Personal life
- Born: 1194 Harran, Sultanate of Rum (modern-day Turkey)
- Died: 1255 (aged 60–61) Damascus, Mamluk Sultanate (modern-day Syria)
- Region: Islamic Golden Age
- Main interest(s): Hadith, Fiqh, Theology
- Notable work(s): Al-Muntaqa fi Ahadith al-Ahkam, Al-Muharrar fi al-Fiqh

Religious life
- Religion: Islam
- Jurisprudence: Hanbali
- Creed: Athari

Muslim leader
- Influenced by Ibn Qudama, Ibn Gunaymah;
- Influenced Ibn Taymiyya;

= Majd ad-Din ibn Taymiyya =

Sunni Islamic scholar (1194–1255)

Abu al-Barkat Majd al-Din ibn Taymiyya (عبد السلام بن عبد الله بن الخضر بن محمد بن تيمية الحراني، أبو البركات مجد الدين) (1194 - 1255) was Muslim scholar muhaddith, traditionalist theologian, judge and Hanbali jurisconsult. He was the father of Shihab al-Din Abd al-Halim ibn Taymiyya [ar] and the grandfather of Taqi al-Din Ahmad Ibn Taymiyya.

He was a reputable scholar of the Hanbali school of law. He had a son: Shihab al-Din Abd al-Halim ibn Taymiyya [ar] (d. 1284) and an uncle: Fakhr al-Din ibn Taymiyya (d. 1225) [ar].

==Biography==
He was born in Harran in 590 AH. Harran was a city part of the Sultanate of Rum, now Harran is a small city on the border of Syria and Turkey, currently in Şanlıurfa province. At the beginning of the Islamic period, Harran was located in the land of the Mudar tribe (Diyar Mudar). Before its destruction by the Mongols, Harran was also well known since the early days of Islam for its Hanbali school and tradition, to which Ibn Taymiyya's family belonged.

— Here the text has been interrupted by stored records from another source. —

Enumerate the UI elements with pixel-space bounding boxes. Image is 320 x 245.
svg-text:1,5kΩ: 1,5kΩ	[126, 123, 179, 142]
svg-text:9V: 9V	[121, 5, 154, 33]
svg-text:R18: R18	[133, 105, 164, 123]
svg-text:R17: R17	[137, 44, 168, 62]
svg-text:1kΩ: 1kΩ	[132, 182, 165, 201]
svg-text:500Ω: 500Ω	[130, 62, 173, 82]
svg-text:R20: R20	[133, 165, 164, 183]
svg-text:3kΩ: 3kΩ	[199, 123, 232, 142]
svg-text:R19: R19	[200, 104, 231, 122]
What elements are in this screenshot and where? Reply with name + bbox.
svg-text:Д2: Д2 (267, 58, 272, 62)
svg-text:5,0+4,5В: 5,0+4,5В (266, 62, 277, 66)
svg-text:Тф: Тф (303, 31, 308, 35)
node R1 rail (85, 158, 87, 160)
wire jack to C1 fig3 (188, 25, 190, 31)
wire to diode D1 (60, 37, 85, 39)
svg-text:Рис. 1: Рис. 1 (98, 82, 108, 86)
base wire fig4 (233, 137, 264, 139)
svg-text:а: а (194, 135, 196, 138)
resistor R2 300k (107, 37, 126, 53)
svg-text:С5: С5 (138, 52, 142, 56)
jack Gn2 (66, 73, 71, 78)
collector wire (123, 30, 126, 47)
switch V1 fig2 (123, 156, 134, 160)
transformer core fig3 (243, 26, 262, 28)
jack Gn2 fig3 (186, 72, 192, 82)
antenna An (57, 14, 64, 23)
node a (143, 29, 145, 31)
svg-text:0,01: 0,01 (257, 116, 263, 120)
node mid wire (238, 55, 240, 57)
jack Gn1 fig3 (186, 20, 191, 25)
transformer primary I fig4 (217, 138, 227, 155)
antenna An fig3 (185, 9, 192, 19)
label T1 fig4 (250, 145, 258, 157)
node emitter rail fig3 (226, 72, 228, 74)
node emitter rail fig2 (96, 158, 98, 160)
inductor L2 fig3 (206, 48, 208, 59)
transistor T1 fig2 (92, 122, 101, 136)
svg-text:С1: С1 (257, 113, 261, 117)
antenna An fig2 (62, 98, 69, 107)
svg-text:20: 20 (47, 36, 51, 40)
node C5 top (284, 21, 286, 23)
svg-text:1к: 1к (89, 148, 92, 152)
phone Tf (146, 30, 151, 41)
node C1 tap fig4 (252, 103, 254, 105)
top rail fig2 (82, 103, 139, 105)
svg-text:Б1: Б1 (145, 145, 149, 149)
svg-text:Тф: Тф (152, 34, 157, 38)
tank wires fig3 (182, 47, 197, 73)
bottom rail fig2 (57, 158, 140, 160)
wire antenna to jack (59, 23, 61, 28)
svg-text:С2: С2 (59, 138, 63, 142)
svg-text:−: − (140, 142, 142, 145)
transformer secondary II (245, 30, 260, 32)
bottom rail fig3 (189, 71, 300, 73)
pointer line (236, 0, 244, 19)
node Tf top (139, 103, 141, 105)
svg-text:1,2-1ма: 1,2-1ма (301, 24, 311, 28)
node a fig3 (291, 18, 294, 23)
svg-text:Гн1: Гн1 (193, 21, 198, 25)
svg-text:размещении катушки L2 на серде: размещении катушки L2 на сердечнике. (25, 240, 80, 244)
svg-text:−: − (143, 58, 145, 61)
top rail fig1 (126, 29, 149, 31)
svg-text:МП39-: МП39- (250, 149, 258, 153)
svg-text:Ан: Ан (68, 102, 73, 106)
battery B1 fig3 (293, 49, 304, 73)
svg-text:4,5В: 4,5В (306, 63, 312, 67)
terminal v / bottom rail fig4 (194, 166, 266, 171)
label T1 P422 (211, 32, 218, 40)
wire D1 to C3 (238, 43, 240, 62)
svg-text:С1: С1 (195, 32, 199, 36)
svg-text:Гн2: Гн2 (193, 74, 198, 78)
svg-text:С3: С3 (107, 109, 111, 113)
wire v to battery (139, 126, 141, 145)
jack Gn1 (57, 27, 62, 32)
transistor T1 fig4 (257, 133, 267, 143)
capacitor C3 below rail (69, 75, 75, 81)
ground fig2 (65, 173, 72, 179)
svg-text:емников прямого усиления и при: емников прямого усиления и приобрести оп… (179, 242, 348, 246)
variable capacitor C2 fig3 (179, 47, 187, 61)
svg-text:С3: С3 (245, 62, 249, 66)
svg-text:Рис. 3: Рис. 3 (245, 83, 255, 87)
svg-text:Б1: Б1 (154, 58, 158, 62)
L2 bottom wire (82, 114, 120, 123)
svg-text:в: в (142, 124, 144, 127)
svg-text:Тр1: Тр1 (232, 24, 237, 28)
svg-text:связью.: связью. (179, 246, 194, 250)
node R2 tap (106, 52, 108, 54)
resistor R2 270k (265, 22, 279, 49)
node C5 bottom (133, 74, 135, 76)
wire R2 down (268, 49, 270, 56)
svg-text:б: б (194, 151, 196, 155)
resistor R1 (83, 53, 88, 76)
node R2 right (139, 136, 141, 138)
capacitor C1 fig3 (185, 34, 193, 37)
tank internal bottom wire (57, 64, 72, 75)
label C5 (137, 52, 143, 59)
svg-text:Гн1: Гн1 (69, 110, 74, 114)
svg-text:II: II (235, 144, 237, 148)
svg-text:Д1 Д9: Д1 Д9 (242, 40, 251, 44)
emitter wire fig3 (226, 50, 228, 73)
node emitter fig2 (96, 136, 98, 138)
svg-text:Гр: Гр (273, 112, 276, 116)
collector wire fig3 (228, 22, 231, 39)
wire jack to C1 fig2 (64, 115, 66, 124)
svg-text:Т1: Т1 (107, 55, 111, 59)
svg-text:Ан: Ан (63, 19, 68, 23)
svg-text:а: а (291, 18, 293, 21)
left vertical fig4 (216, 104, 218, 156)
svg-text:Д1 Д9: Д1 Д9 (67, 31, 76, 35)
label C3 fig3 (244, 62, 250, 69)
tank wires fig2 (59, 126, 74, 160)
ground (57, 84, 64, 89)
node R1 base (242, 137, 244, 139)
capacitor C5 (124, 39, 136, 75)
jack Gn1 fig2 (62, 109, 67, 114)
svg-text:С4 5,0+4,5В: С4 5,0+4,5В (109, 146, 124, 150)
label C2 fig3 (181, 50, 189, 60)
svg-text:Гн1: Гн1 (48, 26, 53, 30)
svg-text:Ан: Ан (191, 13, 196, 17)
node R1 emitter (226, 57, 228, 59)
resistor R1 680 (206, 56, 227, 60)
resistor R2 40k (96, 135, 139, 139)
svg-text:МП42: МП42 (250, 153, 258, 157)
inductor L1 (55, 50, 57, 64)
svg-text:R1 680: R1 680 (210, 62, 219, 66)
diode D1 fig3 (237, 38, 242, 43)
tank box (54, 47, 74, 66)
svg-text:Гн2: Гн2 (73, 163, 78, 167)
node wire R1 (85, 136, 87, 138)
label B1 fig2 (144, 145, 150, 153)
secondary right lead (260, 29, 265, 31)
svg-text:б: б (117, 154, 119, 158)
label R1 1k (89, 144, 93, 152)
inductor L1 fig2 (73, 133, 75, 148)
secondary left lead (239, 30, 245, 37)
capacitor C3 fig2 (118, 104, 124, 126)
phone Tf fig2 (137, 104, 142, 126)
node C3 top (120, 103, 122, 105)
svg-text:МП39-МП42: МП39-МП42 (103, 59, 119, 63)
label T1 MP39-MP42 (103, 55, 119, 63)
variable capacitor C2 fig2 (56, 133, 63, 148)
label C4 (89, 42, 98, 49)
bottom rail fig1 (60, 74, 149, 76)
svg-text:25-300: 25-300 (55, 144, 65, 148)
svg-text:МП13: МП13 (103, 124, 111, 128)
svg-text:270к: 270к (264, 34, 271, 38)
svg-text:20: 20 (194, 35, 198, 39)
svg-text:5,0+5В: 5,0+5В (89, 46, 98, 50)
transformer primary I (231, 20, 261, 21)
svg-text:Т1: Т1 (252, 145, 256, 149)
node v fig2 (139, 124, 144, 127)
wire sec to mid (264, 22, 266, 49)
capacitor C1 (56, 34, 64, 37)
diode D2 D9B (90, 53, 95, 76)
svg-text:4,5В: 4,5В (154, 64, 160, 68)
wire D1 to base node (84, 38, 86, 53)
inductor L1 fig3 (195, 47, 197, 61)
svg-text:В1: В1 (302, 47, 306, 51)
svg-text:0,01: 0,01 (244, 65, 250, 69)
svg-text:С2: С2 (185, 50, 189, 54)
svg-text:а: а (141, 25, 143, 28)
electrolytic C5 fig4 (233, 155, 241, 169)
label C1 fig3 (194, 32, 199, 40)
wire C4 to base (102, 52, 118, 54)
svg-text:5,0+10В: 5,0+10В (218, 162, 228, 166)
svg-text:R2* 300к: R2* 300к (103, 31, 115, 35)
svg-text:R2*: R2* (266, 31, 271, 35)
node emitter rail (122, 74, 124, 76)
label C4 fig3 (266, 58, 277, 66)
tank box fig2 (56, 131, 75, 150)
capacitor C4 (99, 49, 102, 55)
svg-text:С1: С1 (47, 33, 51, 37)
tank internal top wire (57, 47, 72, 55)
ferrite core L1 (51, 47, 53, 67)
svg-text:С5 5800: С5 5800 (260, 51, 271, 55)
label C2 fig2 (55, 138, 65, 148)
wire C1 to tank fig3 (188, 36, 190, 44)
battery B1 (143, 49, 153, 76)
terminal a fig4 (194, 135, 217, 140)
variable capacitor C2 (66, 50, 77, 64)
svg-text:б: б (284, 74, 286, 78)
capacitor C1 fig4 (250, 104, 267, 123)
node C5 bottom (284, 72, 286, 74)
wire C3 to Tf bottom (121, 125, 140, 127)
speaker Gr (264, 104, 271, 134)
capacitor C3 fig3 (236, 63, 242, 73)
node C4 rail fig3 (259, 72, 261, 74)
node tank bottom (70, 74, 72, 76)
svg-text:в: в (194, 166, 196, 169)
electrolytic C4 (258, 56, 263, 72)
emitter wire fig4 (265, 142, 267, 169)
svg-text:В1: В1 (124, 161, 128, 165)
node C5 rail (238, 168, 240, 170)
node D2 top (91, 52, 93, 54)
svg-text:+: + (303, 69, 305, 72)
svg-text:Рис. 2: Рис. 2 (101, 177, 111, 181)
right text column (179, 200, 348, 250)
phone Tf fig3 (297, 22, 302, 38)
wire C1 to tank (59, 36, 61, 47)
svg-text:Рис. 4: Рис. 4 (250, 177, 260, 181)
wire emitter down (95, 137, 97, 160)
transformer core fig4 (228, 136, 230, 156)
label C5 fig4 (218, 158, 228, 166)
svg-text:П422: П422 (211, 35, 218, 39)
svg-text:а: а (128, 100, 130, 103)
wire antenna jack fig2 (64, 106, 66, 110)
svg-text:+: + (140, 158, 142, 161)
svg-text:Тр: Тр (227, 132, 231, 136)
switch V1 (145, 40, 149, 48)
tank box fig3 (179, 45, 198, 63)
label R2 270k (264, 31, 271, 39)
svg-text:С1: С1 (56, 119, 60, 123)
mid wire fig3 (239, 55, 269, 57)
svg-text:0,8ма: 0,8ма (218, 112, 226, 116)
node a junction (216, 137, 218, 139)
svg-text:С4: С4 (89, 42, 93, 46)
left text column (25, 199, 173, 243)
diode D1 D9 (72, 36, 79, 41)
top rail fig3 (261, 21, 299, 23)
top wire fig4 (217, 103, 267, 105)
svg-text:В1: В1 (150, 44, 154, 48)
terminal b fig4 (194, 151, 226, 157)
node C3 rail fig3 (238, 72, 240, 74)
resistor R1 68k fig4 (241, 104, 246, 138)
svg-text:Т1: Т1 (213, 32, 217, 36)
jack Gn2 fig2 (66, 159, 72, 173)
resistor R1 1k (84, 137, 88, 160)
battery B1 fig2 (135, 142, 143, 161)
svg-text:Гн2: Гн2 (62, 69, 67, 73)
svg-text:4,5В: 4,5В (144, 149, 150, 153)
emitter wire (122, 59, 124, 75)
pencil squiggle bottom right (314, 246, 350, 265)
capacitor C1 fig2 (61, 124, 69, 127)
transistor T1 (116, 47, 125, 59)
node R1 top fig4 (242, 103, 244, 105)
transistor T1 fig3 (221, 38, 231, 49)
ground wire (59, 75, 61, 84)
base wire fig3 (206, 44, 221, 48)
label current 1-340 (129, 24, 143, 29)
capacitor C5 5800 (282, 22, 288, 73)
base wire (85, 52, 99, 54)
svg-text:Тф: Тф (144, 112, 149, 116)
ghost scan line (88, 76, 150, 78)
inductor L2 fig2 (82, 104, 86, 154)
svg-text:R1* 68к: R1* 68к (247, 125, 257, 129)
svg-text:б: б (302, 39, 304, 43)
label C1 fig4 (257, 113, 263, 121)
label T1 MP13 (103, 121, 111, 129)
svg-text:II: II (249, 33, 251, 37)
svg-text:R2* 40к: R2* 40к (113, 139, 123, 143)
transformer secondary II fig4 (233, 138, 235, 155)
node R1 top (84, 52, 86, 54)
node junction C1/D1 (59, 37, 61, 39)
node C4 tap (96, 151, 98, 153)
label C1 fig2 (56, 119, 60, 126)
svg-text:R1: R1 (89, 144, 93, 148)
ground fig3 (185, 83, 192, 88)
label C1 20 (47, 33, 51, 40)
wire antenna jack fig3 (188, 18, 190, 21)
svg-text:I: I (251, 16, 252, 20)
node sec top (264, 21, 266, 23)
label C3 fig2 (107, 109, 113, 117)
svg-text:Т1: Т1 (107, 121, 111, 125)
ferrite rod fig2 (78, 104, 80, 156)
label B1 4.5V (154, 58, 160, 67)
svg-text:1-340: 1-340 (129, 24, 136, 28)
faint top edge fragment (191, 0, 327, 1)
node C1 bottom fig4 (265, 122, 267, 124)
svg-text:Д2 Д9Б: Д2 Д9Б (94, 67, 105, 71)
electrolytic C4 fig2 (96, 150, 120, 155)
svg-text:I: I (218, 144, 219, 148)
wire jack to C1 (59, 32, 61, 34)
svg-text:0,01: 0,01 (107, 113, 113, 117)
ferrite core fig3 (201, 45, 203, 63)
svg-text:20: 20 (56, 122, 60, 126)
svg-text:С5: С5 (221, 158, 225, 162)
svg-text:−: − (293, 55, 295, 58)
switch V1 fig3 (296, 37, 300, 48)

He taught Hadith in the Levant, the Hijaz, and Iraq, and in addition to his country Harran in the Levant, he was a member of his time in the knowledge of the Hanbali school of thought.
He was a disciple of ibn Gunaymah & Ibn Qudamah. He is known as ‘al-Majd’ in madhhab. In Hanbali fiqh, the designation ‘ash-Shaykhain” indicates to Imam ibn Qudamah and Imam Majd-ud-din Ibn Taymiyya.

== Books ==
His notable works includes:

1. An explanation of “al-Hidayah”

2. “Al-Muntaqa fi Ahadith Al-Ahkam” was explained by Al-Shawkani titled ‘Nayl al-Awtar’

3. “Al-Muharrar fi Al-Fiqh”, which is more important in terms of the Hanbali jurisprudence- explained by many scholars including his grandson Ibn Taymiyya- his explanation's title was ‘At-Taliq al-Mukarrar’, ibn Rajab and Ibn Abdul-Haq.